Esas imágenes de dominicanos de barrios populares desoyendo las órdenes de cuarentena, a diferencia de cómo se interpretó desde la visión moralista de clase media, tienen que ver con desigualdad. Lo cual se manifiesta en dos claves. La primera es que se trata de gente que, en su mayoría, vive de la informalidad y por tanto necesita salir a la calle para conseguir su sustento. Y también, recordemos que en el país alrededor del 70% de los trabajadores tienen sueldos por debajo del costo de la canasta básica. En ese contexto, no es sencillo para esa parte de la población acogerse a cuarentenas cuando tienen que sobrevivir a día a día. En un país que lleva más de 10 años en crecimiento macroeconómico sin desarrollo humano ni distribución. Y muy pocas veces, se articularon discursos o posicionamientos políticos desde la clase media en contra de esa desigualdad tan manifiesta y obscena. Mucho menos desde las clases altas: sector que en gran medida a cooptado esa riqueza espectacular generada en medio de tanto crecimiento. Entonces, no es justo que ahora vengan a regañar a la masa empobrecida para la cual una cuarentena tiene implicaciones de sobrevivencia.
Por otro lado, esa pobreza material conlleva, asimismo, una gran pobreza cultural. Somos un país especialmente ignorante. De una ignorancia inducida desde las élites. Porque no hay mejor forma de dominar un pueblo que manteniéndolo en la oscuridad intelectual. Esto se refleja en la forma en que nuestro pueblo, en general, está procesando esta crisis mediante alarmismos injustificados, proliferación de noticias falsas y ruido mediático. Brillando por su ausencia la disciplina social tan necesaria en esta coyuntura. Y nuevamente, no es culpa del pueblo llano. Se equivoca el moralismo clasemediero que estos días no para de condenar a los que siguen en las calles o no procesan bien la crisis. Los de abajo no actúan así porque quieren, sino porque nuestro país nunca les facilitó mejores elementos intelectuales y culturales.

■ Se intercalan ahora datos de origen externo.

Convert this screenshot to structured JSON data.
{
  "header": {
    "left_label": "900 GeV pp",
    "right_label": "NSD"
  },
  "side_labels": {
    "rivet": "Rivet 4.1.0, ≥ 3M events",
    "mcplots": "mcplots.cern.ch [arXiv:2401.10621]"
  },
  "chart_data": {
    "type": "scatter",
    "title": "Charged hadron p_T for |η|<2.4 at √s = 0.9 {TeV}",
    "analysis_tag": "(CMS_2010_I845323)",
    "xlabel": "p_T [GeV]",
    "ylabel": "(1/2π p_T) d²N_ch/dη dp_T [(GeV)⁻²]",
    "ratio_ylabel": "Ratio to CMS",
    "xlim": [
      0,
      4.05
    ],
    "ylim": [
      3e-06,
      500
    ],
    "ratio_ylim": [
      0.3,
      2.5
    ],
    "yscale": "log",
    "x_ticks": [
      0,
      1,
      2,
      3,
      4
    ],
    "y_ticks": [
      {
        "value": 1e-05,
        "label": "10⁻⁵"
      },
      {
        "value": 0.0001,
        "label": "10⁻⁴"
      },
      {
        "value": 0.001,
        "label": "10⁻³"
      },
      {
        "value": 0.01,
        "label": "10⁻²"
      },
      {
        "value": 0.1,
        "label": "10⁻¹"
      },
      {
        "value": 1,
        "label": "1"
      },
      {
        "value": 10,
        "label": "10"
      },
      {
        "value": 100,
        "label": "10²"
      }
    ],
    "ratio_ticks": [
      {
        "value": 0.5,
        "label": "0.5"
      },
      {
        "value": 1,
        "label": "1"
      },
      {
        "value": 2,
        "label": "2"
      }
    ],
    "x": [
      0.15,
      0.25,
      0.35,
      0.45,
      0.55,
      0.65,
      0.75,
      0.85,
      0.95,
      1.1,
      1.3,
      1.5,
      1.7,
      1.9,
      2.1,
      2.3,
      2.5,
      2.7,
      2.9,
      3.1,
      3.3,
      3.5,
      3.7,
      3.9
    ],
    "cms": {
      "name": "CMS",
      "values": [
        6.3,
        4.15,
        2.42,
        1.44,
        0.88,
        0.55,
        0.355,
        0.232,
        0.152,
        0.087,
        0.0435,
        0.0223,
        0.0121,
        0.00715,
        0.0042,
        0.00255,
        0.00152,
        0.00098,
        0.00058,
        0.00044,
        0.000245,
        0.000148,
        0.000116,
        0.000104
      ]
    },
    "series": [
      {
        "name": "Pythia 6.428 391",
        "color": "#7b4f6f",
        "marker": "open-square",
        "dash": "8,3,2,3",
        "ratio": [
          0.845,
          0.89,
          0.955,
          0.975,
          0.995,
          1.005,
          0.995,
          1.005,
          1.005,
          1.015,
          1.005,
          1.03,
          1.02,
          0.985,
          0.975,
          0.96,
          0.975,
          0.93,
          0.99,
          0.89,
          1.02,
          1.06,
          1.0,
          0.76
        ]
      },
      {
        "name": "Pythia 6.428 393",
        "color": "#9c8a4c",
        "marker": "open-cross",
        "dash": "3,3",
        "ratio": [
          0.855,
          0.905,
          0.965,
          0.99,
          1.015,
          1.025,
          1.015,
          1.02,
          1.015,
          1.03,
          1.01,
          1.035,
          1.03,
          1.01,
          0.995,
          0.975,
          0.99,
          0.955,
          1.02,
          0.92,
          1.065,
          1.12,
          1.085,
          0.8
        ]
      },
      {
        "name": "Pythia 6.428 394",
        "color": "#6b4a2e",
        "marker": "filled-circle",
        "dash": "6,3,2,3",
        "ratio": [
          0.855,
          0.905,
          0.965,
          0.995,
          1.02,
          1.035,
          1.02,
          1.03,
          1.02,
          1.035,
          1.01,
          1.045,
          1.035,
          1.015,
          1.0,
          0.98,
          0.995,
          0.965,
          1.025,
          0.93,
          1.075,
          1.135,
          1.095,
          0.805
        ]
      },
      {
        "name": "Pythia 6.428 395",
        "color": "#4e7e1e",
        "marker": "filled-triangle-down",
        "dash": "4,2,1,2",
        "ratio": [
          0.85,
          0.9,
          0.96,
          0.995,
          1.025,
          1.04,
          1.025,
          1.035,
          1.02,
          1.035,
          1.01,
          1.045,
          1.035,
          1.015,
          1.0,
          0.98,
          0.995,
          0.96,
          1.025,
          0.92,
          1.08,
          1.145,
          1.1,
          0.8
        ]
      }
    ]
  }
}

Y ahora, en un contexto de crisis sanitaria, que exige mecanismos muy concretos de disciplina social y organización, todo aquello revienta. Y esas mayorías son las que, como los viejos europeos, van a poner las mayores cifras de muertos y afectados graves con este virus. Los ricos y las clases medias más acomodadas gozarán de buenas atenciones médicas en tiempo y forma. También tienen los accesos e información para saber cómo cuidarse a sí mismos y a quienes les rodean. No es igual en los barrios pobres y campos. La desigualdad marcará la pauta en esta crisis tan peligrosa que amenaza miles de vidas.
Ya se reflexiona en el mundo, en un plano geopolítico y económico, de que el COVID-19 impulsará reconfiguraciones mundiales y debilitará el modelo neoliberal que pone el capital por encima de la vida. En nuestro país, deberíamos luchar para que esta crisis nos lleve a decirle nunca más a tanta desigualdad. Y nunca más a dejar los de abajo tan atrás. Porque la desigualdad es la que, sobre todo, mata en una pandemia.